Shultz wrote that “the range of increase will be determined by geographic and market factors and is intended to ensure Starbucks remains a retail employer of choice in all the markets where we operate.” So, it’s still contingent on geography and demographics, but even a 5 percent increase is something. According to Glassdoor, the average Starbucks barista makes just over $9 dollars an hour, while shift managers bring in about $12. So with the base increase, baristas still won’t be hitting the $10 an hour mark. But, hey, every little bit helps, right?

Groan. Right now the federal minimum wage is $7.25, as long as the employer offers health benefits, and the Raise The Wage Act introduced last year would make the federal minimum wage $12 by 2020. On Tuesday, presumptive presidential nominee Hillary Clinton spoke about raising that wage quicker — but let’s not hold our breath. Because $7.25 is a travesty already, to make it just $12 over four years? That’s not filling anyone’s bellies or savings accounts.

And I’m of the political bias that companies like Starbucks shouldn’t have to raise their wages to make up for shitty government policy (but hey, that’s just me, people). But they do seemingly have their employees’ backs more than lots of other companies.
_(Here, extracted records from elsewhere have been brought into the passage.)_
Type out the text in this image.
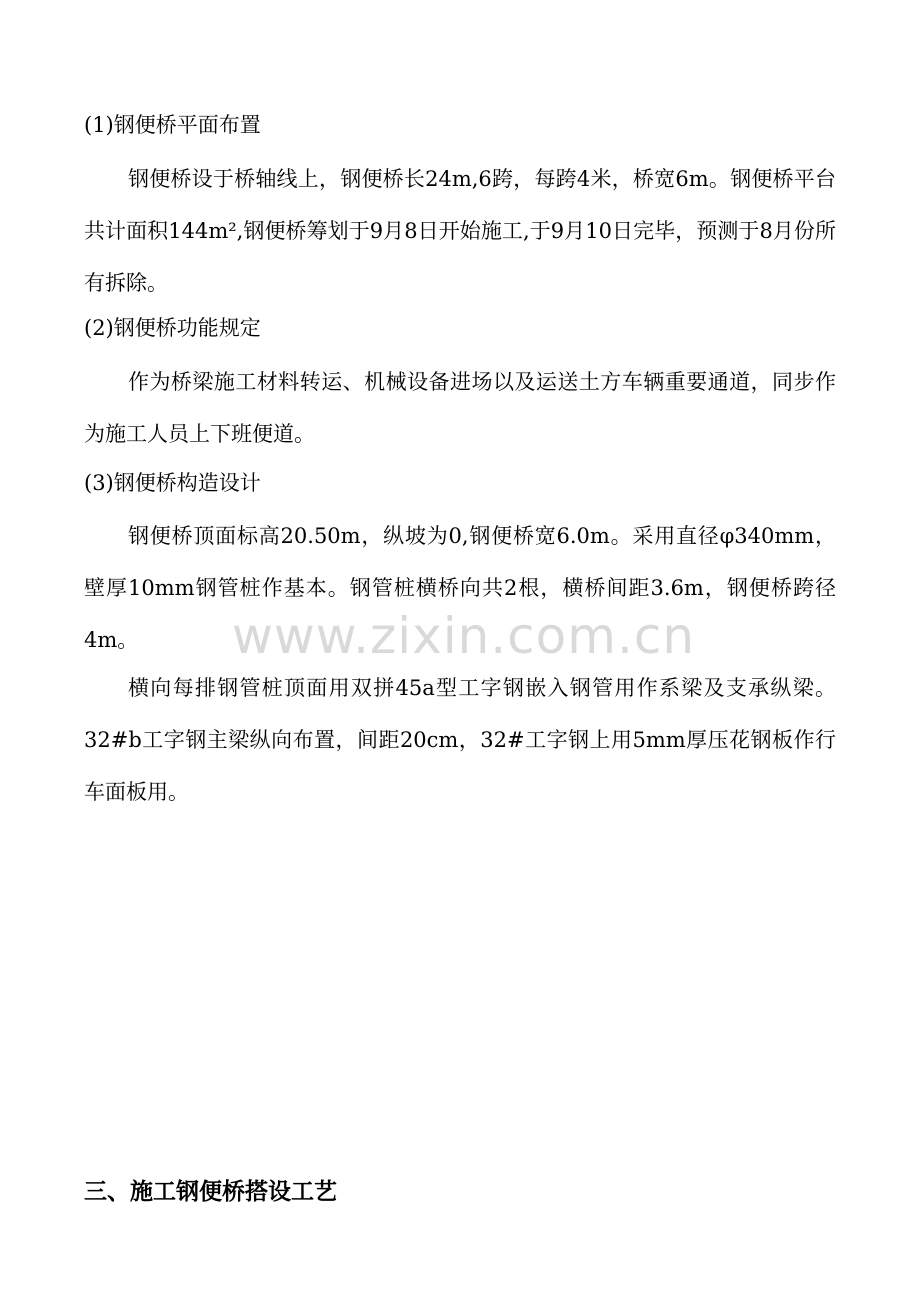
(1)钢便桥平面布置

钢便桥设于桥轴线上，钢便桥长24m,6跨，每跨4米，桥宽6m。钢便桥平台共计面积144m²,钢便桥筹划于9月8日开始施工,于9月10日完毕，预测于8月份所有拆除。

(2)钢便桥功能规定

作为桥梁施工材料转运、机械设备进场以及运送土方车辆重要通道，同步作为施工人员上下班便道。

(3)钢便桥构造设计

钢便桥顶面标高20.50m，纵坡为0,钢便桥宽6.0m。采用直径φ340mm，壁厚10mm钢管桩作基本。钢管桩横桥向共2根，横桥间距3.6m，钢便桥跨径4m。

横向每排钢管桩顶面用双拼45a型工字钢嵌入钢管用作系梁及支承纵梁。32#b工字钢主梁纵向布置，间距20cm，32#工字钢上用5mm厚压花钢板作行车面板用。

三、施工钢便桥搭设工艺
www.zixin.com.cn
They offer lots of healthcare options (Shultz also announced a new database that will make it easier for employees to search and purchase coverage, too), and they offer to pay for online college classes. Many call these “perks.” I call them Vermont Senator Bernie Sanders’ old presidential platform, but let’s not get into semantics.

So, even if the 5 percent increase seems a little weak, there are worse places to work than Starbucks, where they actually seem to understand why people work in retail — to pay for life, get health insurance, and support themselves while they get degrees to get jobs with actual salaries and not hourly pay. Also, customers are really paying for the increase in wages, which is just fine with me, as long as it gets done.

Other major corporations have outpaced Starbucks in terms of paying a little more than the federal minimum wage. Target, McDonalds, Gap, and Ikea have all gone over the $10 per hour mark. So, great. Many also reportedly cut hours to make up the difference, so let’s not get too busy cheering corporations for throwing retail employees a bone — they still have to find a way to make a profit, just like they would if the wage was federally mandated.

Corporations and government need to work together to talk about what a “living” wage is and who can help pick up the slack so a barista or cashier working eight hour shifts can save money, take care of their family, and go to school without living below the poverty line.